De zorg voor onze gezondheid begint bij het organiseren van een gezonde samenleving. Of het nu gaat om schulden, geestelijke gezondheid of problematisch overgewicht, het is cruciaal om problemen aan te pakken voordat mensen gezondheidsproblemen krijgen. Daarom investeren we in publieke voorzieningen, zorgen we dat iedereen kan rondkomen en garanderen we dat iedereen toegang heeft tot schone lucht, schoon water, goed voedsel en een fijne leefomgeving. Ook armoede en schulden kunnen een belangrijke bron van stress zijn. We willen daarom dat het minimumloon en het sociaal minimum worden verhoogd. Daarnaast moet het makkelijker worden om van je schulden af te komen.

Er moet meer aandacht zijn voor collectieve preventie. Wat ons betreft moeten regionale zorgfondsen worden gestimuleerd om 5%van hun budgetten te besteden aan preventie.
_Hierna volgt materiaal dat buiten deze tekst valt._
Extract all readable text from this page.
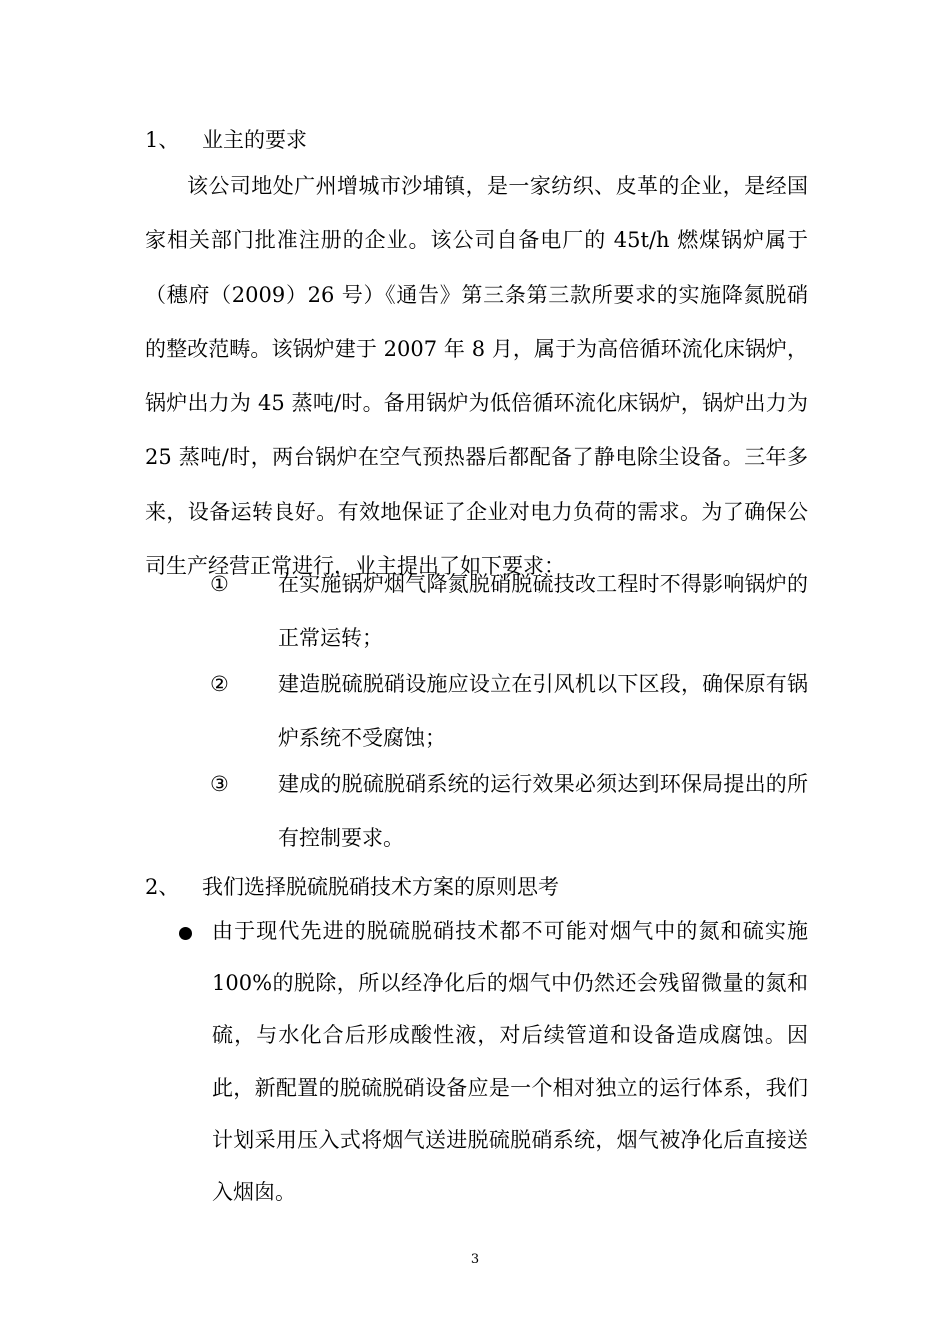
1、 业主的要求
该公司地处广州增城市沙埔镇，是一家纺织、皮革的企业，是经国家相关部门批准注册的企业。该公司自备电厂的 45t/h 燃煤锅炉属于（穗府（2009）26 号）《通告》第三条第三款所要求的实施降氮脱硝的整改范畴。该锅炉建于 2007 年 8 月，属于为高倍循环流化床锅炉，锅炉出力为 45 蒸吨/时。备用锅炉为低倍循环流化床锅炉，锅炉出力为 25 蒸吨/时，两台锅炉在空气预热器后都配备了静电除尘设备。三年多来，设备运转良好。有效地保证了企业对电力负荷的需求。为了确保公司生产经营正常进行，业主提出了如下要求：
① 在实施锅炉烟气降氮脱硝脱硫技改工程时不得影响锅炉的正常运转；
② 建造脱硫脱硝设施应设立在引风机以下区段，确保原有锅炉系统不受腐蚀；
③ 建成的脱硫脱硝系统的运行效果必须达到环保局提出的所有控制要求。
2、 我们选择脱硫脱硝技术方案的原则思考
由于现代先进的脱硫脱硝技术都不可能对烟气中的氮和硫实施 100%的脱除，所以经净化后的烟气中仍然还会残留微量的氮和硫，与水化合后形成酸性液，对后续管道和设备造成腐蚀。因此，新配置的脱硫脱硝设备应是一个相对独立的运行体系，我们计划采用压入式将烟气送进脱硫脱硝系统，烟气被净化后直接送入烟囱。
3
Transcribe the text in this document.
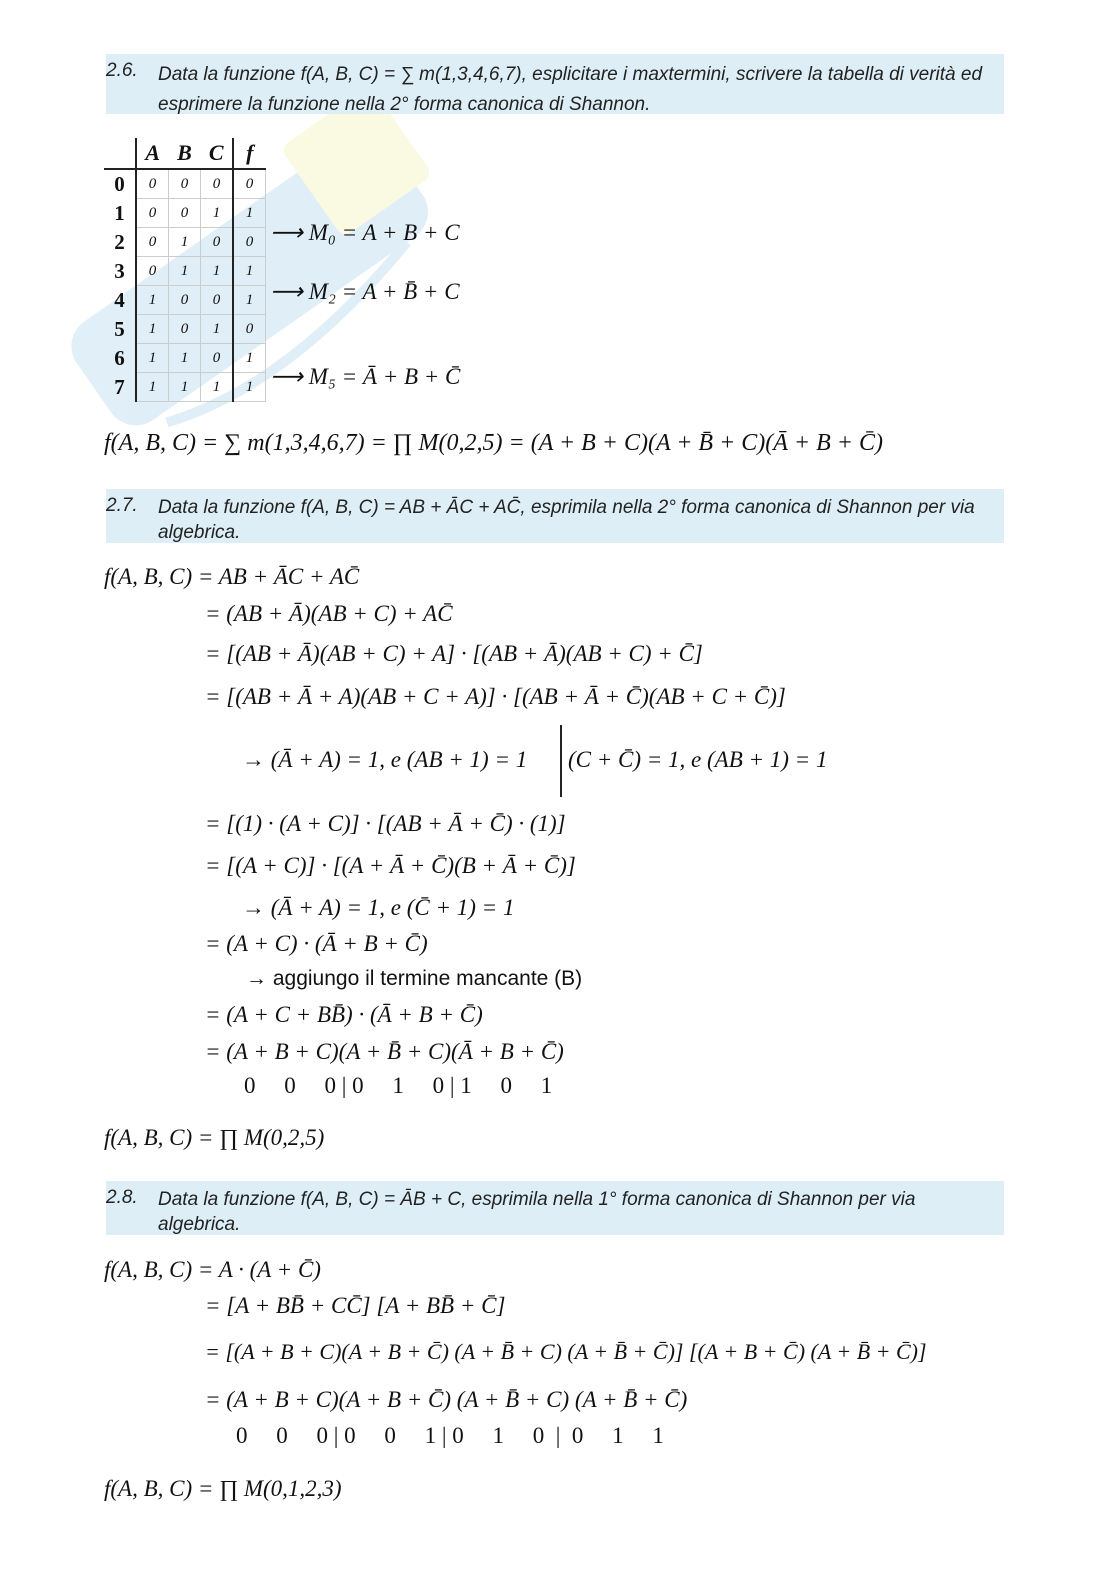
2.6. Data la funzione f(A, B, C) = ∑ m(1,3,4,6,7), esplicitare i maxtermini, scrivere la tabella di verità ed esprimere la funzione nella 2° forma canonica di Shannon.
	A	B	C	f
0	0	0	0	0
1	0	0	1	1
2	0	1	0	0
3	0	1	1	1
4	1	0	0	1
5	1	0	1	0
6	1	1	0	1
7	1	1	1	1
⟶ M₀ = A + B + C
⟶ M₂ = A + B̄ + C
⟶ M₅ = Ā + B + C̄
f(A, B, C) = ∑ m(1,3,4,6,7) = ∏ M(0,2,5) = (A + B + C)(A + B̄ + C)(Ā + B + C̄)
2.7. Data la funzione f(A, B, C) = AB + ĀC + AC̄, esprimila nella 2° forma canonica di Shannon per via algebrica.
f(A, B, C) = AB + ĀC + AC̄
= (AB + Ā)(AB + C) + AC̄
= [(AB + Ā)(AB + C) + A] · [(AB + Ā)(AB + C) + C̄]
= [(AB + Ā + A)(AB + C + A)] · [(AB + Ā + C̄)(AB + C + C̄)]
→ (Ā + A) = 1, e (AB + 1) = 1 (C + C̄) = 1, e (AB + 1) = 1
= [(1) · (A + C)] · [(AB + Ā + C̄) · (1)]
= [(A + C)] · [(A + Ā + C̄)(B + Ā + C̄)]
→ (Ā + A) = 1, e (C̄ + 1) = 1
= (A + C) · (Ā + B + C̄)
→ aggiungo il termine mancante (B)
= (A + C + BB̄) · (Ā + B + C̄)
= (A + B + C)(A + B̄ + C)(Ā + B + C̄)
0     0     0 | 0     1     0 | 1     0     1
f(A, B, C) = ∏ M(0,2,5)
2.8. Data la funzione f(A, B, C) = ĀB + C, esprimila nella 1° forma canonica di Shannon per via algebrica.
f(A, B, C) = A · (A + C̄)
= [A + BB̄ + CC̄] [A + BB̄ + C̄]
= [(A + B + C)(A + B + C̄) (A + B̄ + C) (A + B̄ + C̄)] [(A + B + C̄) (A + B̄ + C̄)]
= (A + B + C)(A + B + C̄) (A + B̄ + C) (A + B̄ + C̄)
0     0     0 | 0     0     1 | 0     1     0  |  0     1     1
f(A, B, C) = ∏ M(0,1,2,3)
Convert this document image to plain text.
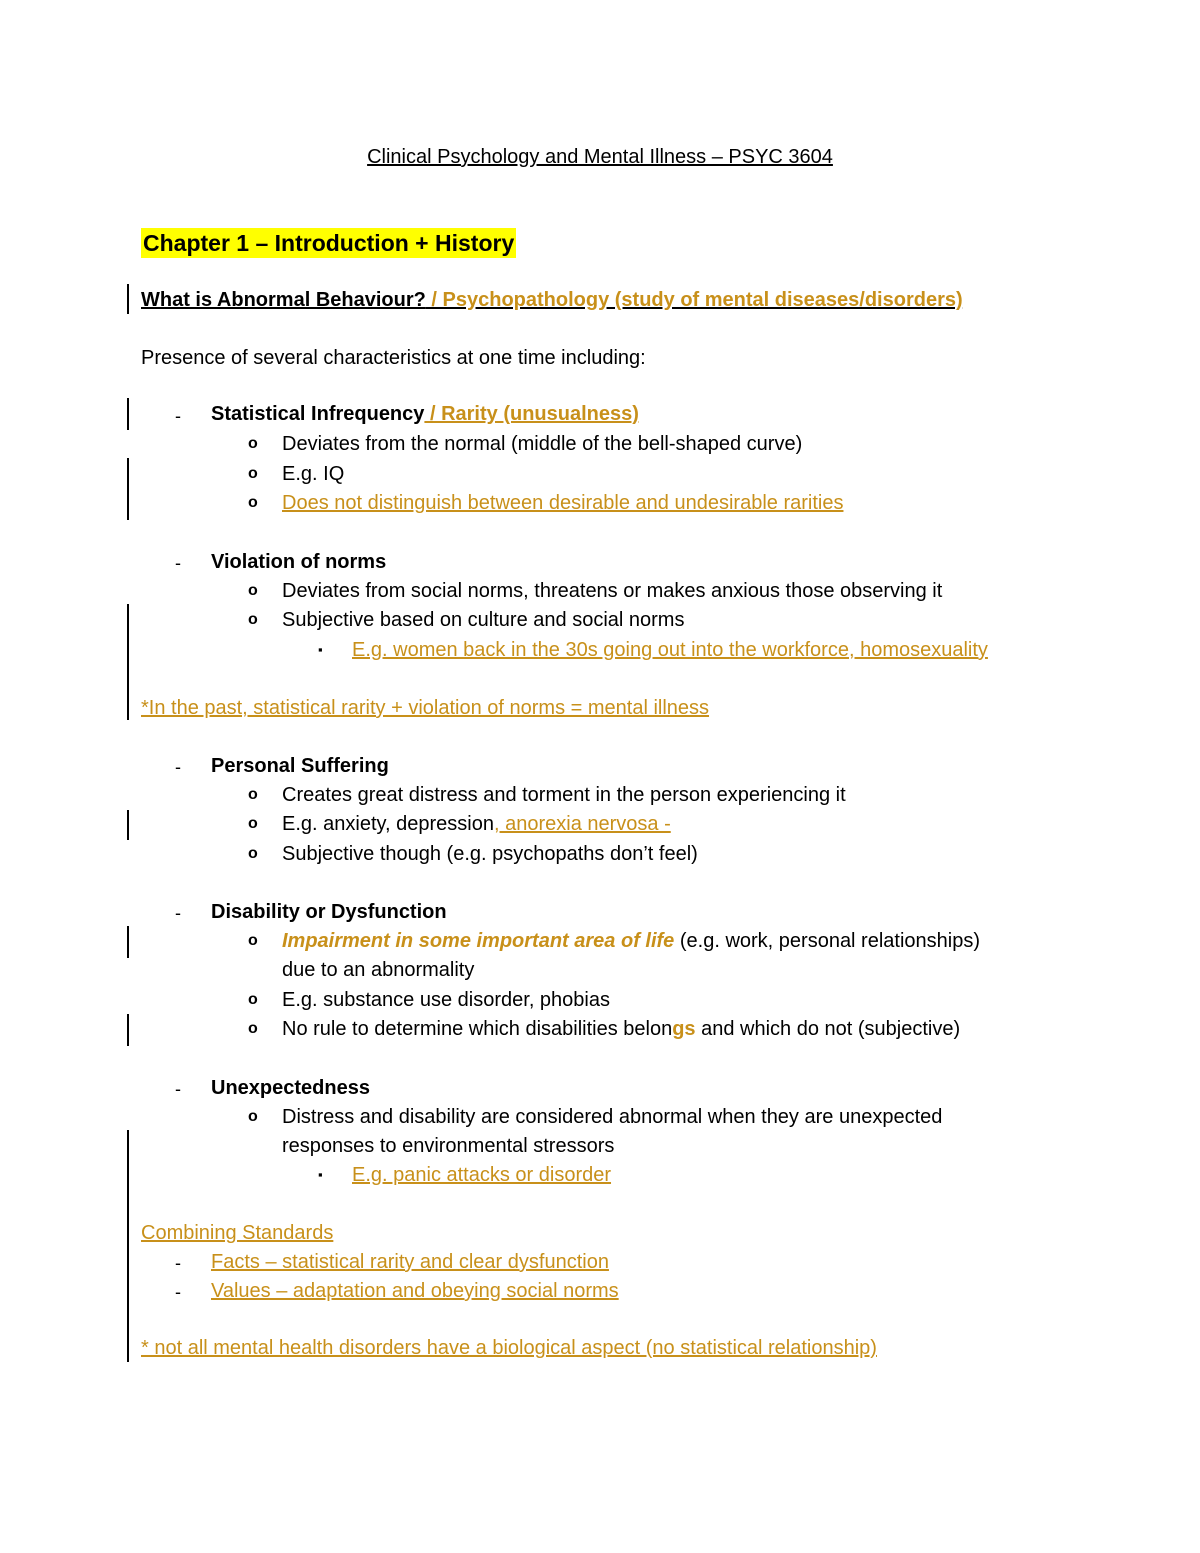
Clinical Psychology and Mental Illness – PSYC 3604
Chapter 1 – Introduction + History
What is Abnormal Behaviour? / Psychopathology (study of mental diseases/disorders)
Presence of several characteristics at one time including:
- Statistical Infrequency / Rarity (unusualness)
o Deviates from the normal (middle of the bell-shaped curve)
o E.g. IQ
o Does not distinguish between desirable and undesirable rarities
- Violation of norms
o Deviates from social norms, threatens or makes anxious those observing it
o Subjective based on culture and social norms
▪ E.g. women back in the 30s going out into the workforce, homosexuality
*In the past, statistical rarity + violation of norms = mental illness
- Personal Suffering
o Creates great distress and torment in the person experiencing it
o E.g. anxiety, depression, anorexia nervosa -
o Subjective though (e.g. psychopaths don’t feel)
- Disability or Dysfunction
o Impairment in some important area of life (e.g. work, personal relationships)
due to an abnormality
o E.g. substance use disorder, phobias
o No rule to determine which disabilities belongs and which do not (subjective)
- Unexpectedness
o Distress and disability are considered abnormal when they are unexpected
responses to environmental stressors
▪ E.g. panic attacks or disorder
Combining Standards
- Facts – statistical rarity and clear dysfunction
- Values – adaptation and obeying social norms
* not all mental health disorders have a biological aspect (no statistical relationship)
Ook het ministerie van Volksgezondheid, Welzijn en Sport gaat meer geld uitgeven aan preventie. Preventie is vaak gericht op individuele leefstijlveranderingen, maar wij willen ook meer aandacht voor collectieve preventie. Daarom verankeren we een integrale aanpak van suïcidepreventie in de wet. Daarnaast formuleren we, analoog aan de klimaatdoelen, wettelijke gezondheidsdoelen die richtinggevend zijn voor landelijke, regionale en lokale partijen.

In de eerste lijn worden zorg, preventie en het sociaal domein veel nadrukkelijker aan elkaar verbonden. In de buurten en wijken wordt meer gezamenlijk ingezet op de brede gezondheid van burgers, bijvoorbeeld via het opzetten van brede gezondheidscentra. Deze inzet wordt deels gefinancierd uit de zorgfondsen en deels door de gemeenten, onder andere vanuit de Wet maatschappelijke ondersteuning.

Mentale gezondheid in het onderwijs. We blijven scherp letten op de prestatiedruk in zowel het primair als het voortgezet onderwijs en moedigen scholen aan om in gesprek te gaan met leerlingen over mentale gezondheid. Ook gaan we preventieve lessen aanbieden over mentale gezondheid in het PO en VO.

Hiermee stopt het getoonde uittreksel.